Importance of A-loop complementarity with tRNA(His )anticodon for continued selection of tRNA(His )as the HIV reverse transcription primer

BACKGROUND: Human immunodeficiency virus (HIV-1) preferentially selects tRNA(Lys,3 )as the primer for reverse transcription. HIV-1 can be forced to select alternative tRNAs through mutation in the primer-binding site (PBS) and a region upstream of the PBS designated as the A-loop. Alteration of the PBS and A-loop to be complementary to the 3' terminal nucleotides and anticodon of tRNA(His )results in HIV-1 that can stably utilize this tRNA for replication. RESULTS: In the current study, we have investigated the effect that mutations within the A-loop have on the stability of HIV-1 with a PBS complementary to tRNA(His). For these studies, we have altered the A-loop to be complementary to tRNA(Met), tRNA(Gln), tRNA(Ile), tRNA(Thr )and tRNA(Ser).
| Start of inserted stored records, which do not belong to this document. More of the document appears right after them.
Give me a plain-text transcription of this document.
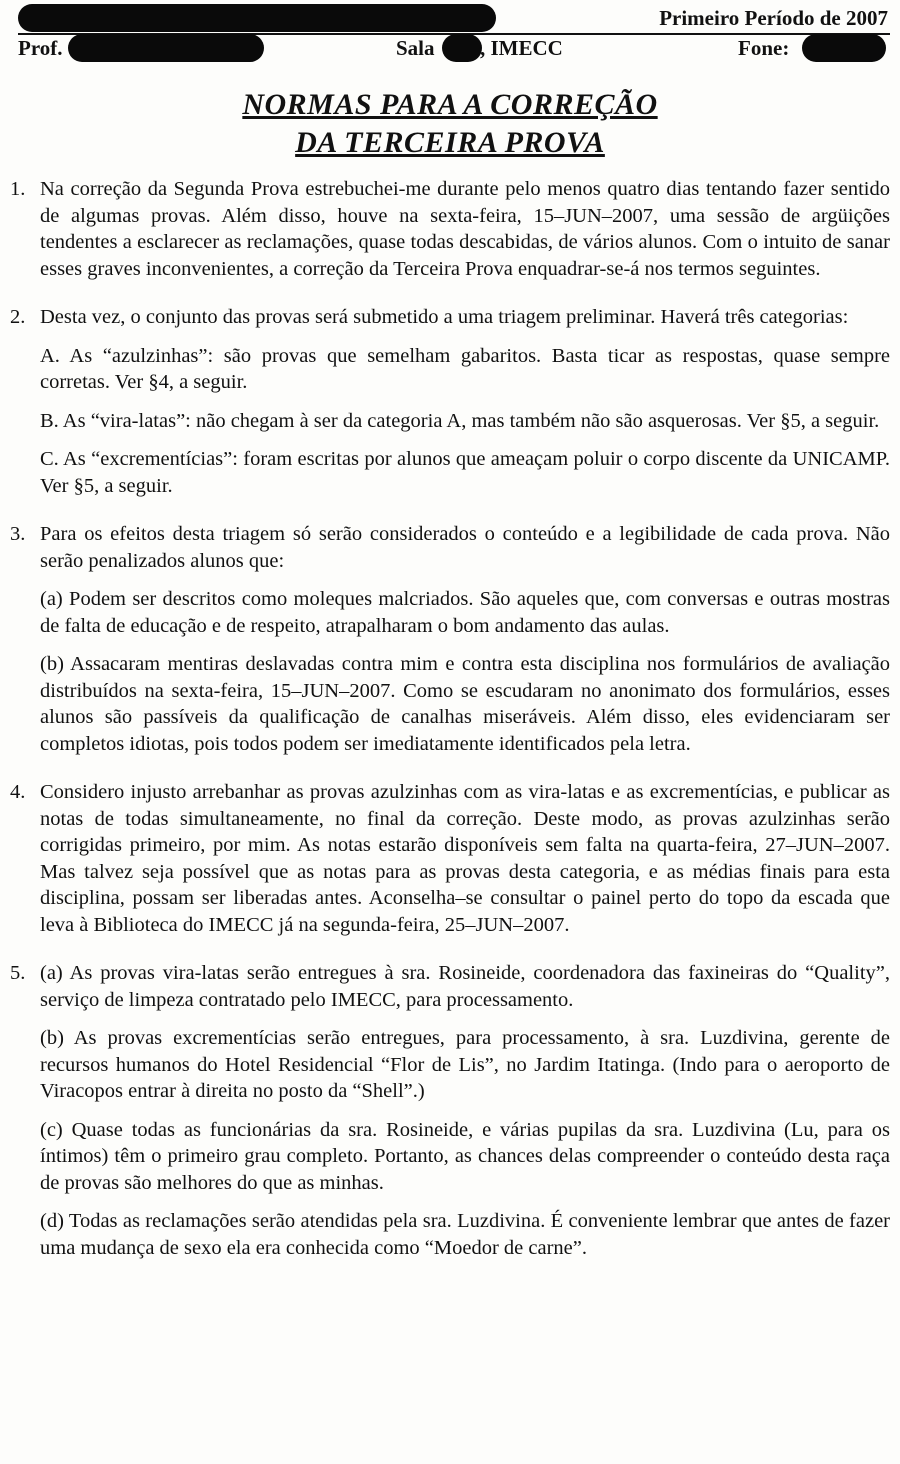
Primeiro Período de 2007
Prof.	Sala , IMECC	Fone:
NORMAS PARA A CORREÇÃO
DA TERCEIRA PROVA
1. Na correção da Segunda Prova estrebuchei-me durante pelo menos quatro dias tentando fazer sentido de algumas provas. Além disso, houve na sexta-feira, 15–JUN–2007, uma sessão de argüições tendentes a esclarecer as reclamações, quase todas descabidas, de vários alunos. Com o intuito de sanar esses graves inconvenientes, a correção da Terceira Prova enquadrar-se-á nos termos seguintes.

2. Desta vez, o conjunto das provas será submetido a uma triagem preliminar. Haverá três categorias:

A. As “azulzinhas”: são provas que semelham gabaritos. Basta ticar as respostas, quase sempre corretas. Ver §4, a seguir.

B. As “vira-latas”: não chegam à ser da categoria A, mas também não são asquerosas. Ver §5, a seguir.

C. As “excrementícias”: foram escritas por alunos que ameaçam poluir o corpo discente da UNICAMP. Ver §5, a seguir.

3. Para os efeitos desta triagem só serão considerados o conteúdo e a legibilidade de cada prova. Não serão penalizados alunos que:

(a) Podem ser descritos como moleques malcriados. São aqueles que, com conversas e outras mostras de falta de educação e de respeito, atrapalharam o bom andamento das aulas.

(b) Assacaram mentiras deslavadas contra mim e contra esta disciplina nos formulários de avaliação distribuídos na sexta-feira, 15–JUN–2007. Como se escudaram no anonimato dos formulários, esses alunos são passíveis da qualificação de canalhas miseráveis. Além disso, eles evidenciaram ser completos idiotas, pois todos podem ser imediatamente identificados pela letra.

4. Considero injusto arrebanhar as provas azulzinhas com as vira-latas e as excrementícias, e publicar as notas de todas simultaneamente, no final da correção. Deste modo, as provas azulzinhas serão corrigidas primeiro, por mim. As notas estarão disponíveis sem falta na quarta-feira, 27–JUN–2007. Mas talvez seja possível que as notas para as provas desta categoria, e as médias finais para esta disciplina, possam ser liberadas antes. Aconselha–se consultar o painel perto do topo da escada que leva à Biblioteca do IMECC já na segunda-feira, 25–JUN–2007.

5. (a) As provas vira-latas serão entregues à sra. Rosineide, coordenadora das faxineiras do “Quality”, serviço de limpeza contratado pelo IMECC, para processamento.

(b) As provas excrementícias serão entregues, para processamento, à sra. Luzdivina, gerente de recursos humanos do Hotel Residencial “Flor de Lis”, no Jardim Itatinga. (Indo para o aeroporto de Viracopos entrar à direita no posto da “Shell”.)

(c) Quase todas as funcionárias da sra. Rosineide, e várias pupilas da sra. Luzdivina (Lu, para os íntimos) têm o primeiro grau completo. Portanto, as chances delas compreender o conteúdo desta raça de provas são melhores do que as minhas.

(d) Todas as reclamações serão atendidas pela sra. Luzdivina. É conveniente lembrar que antes de fazer uma mudança de sexo ela era conhecida como “Moedor de carne”.
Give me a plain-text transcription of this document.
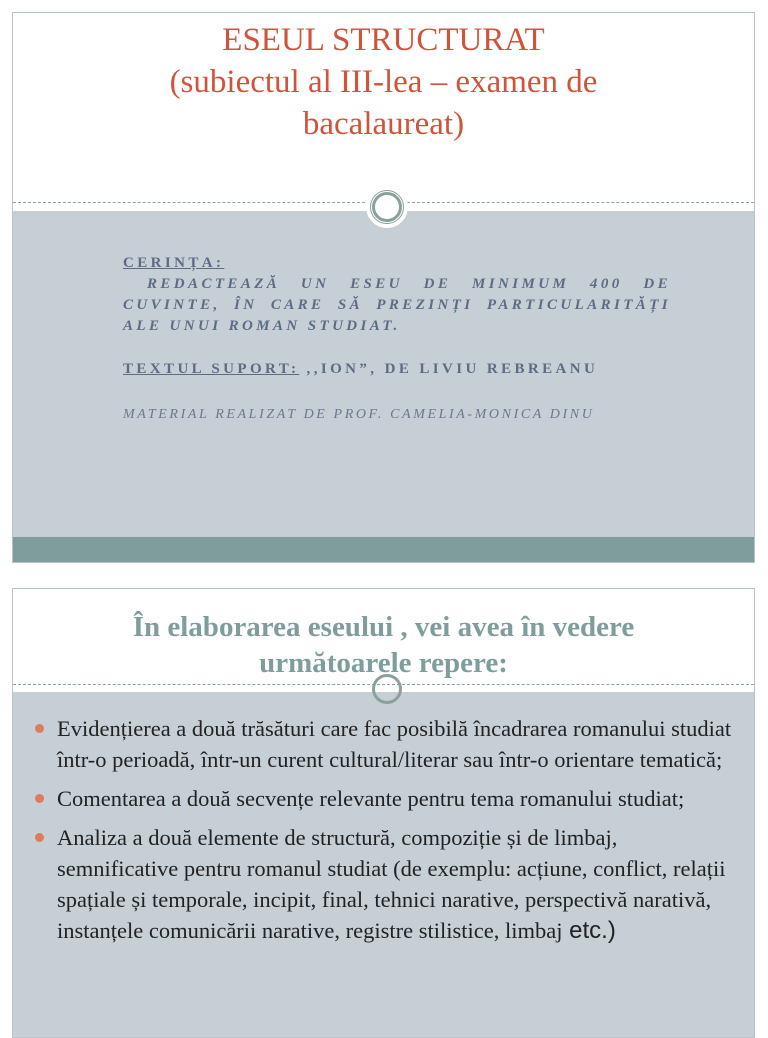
ESEUL STRUCTURAT
(subiectul al III-lea – examen de
bacalaureat)
CERINȚA:
REDACTEAZĂ UN ESEU DE MINIMUM 400 DE CUVINTE, ÎN CARE SĂ PREZINȚI PARTICULARITĂȚI ALE UNUI ROMAN STUDIAT.
TEXTUL SUPORT: ,,ION”, DE LIVIU REBREANU
MATERIAL REALIZAT DE PROF. CAMELIA-MONICA DINU
În elaborarea eseului , vei avea în vedere
următoarele repere:
Evidențierea a două trăsături care fac posibilă încadrarea romanului studiat într-o perioadă, într-un curent cultural/literar sau într-o orientare tematică;
Comentarea a două secvențe relevante pentru tema romanului studiat;
Analiza a două elemente de structură, compoziție și de limbaj, semnificative pentru romanul studiat (de exemplu: acțiune, conflict, relații spațiale și temporale, incipit, final, tehnici narative, perspectivă narativă, instanțele comunicării narative, registre stilistice, limbaj etc.)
All substitutions of the A-loops with the PBS complementary to tRNA(His )resulted in a reduction of infectious virus obtained following transfection of proviral genomes in the 293T cells. Virus replication in SupT1 cells was also impaired as a result of the alteration of the A-loop. Viruses with the A-loop complementary to tRNA(Lys,3 )and tRNA(Ser )reverted to utilize tRNA(Lys,3 )following in vitro replication. In contrast, viruses with the A-loop complementary to the other tRNAs remained stable and continued to use tRNA(His). RNA modeling of the stem-loop structure revealed that nucleotides were displayed on the loop region that could potentially interact with the anticodon of tRNA(His). To further explore the effects of the A-loop mutations on virus replication, the A-loops complementary to tRNA(Ser )or tRNA(His )were cloned into the wild type genome with the PBS complementary to tRNA(Lys,3). Transfection of proviral genomes which contained the wild type PBS and A-loops complementary to tRNA(Ser )or tRNA(His )into 293 T cells did not impact on the production of viruses as measured by p24 antigen ELISA. However, viruses with the A-loop complementary to tRNA(His )had greatly reduced infectivity and replicated poorly in SupT1 compared to the wild type or viruses with the A-loop complementary to tRNA(Ser). CONCLUSION: These studies demonstrate that complementarity of A-loop region with the anticodon of tRNA(His )has a pronounced effect on the capacity of HIV-1 to utilize tRNA(His )as the primer for reverse transcription. Complementarity between A-loop and anticodon of the tRNA then is important for the selection of the tRNA primer used for reverse transcription.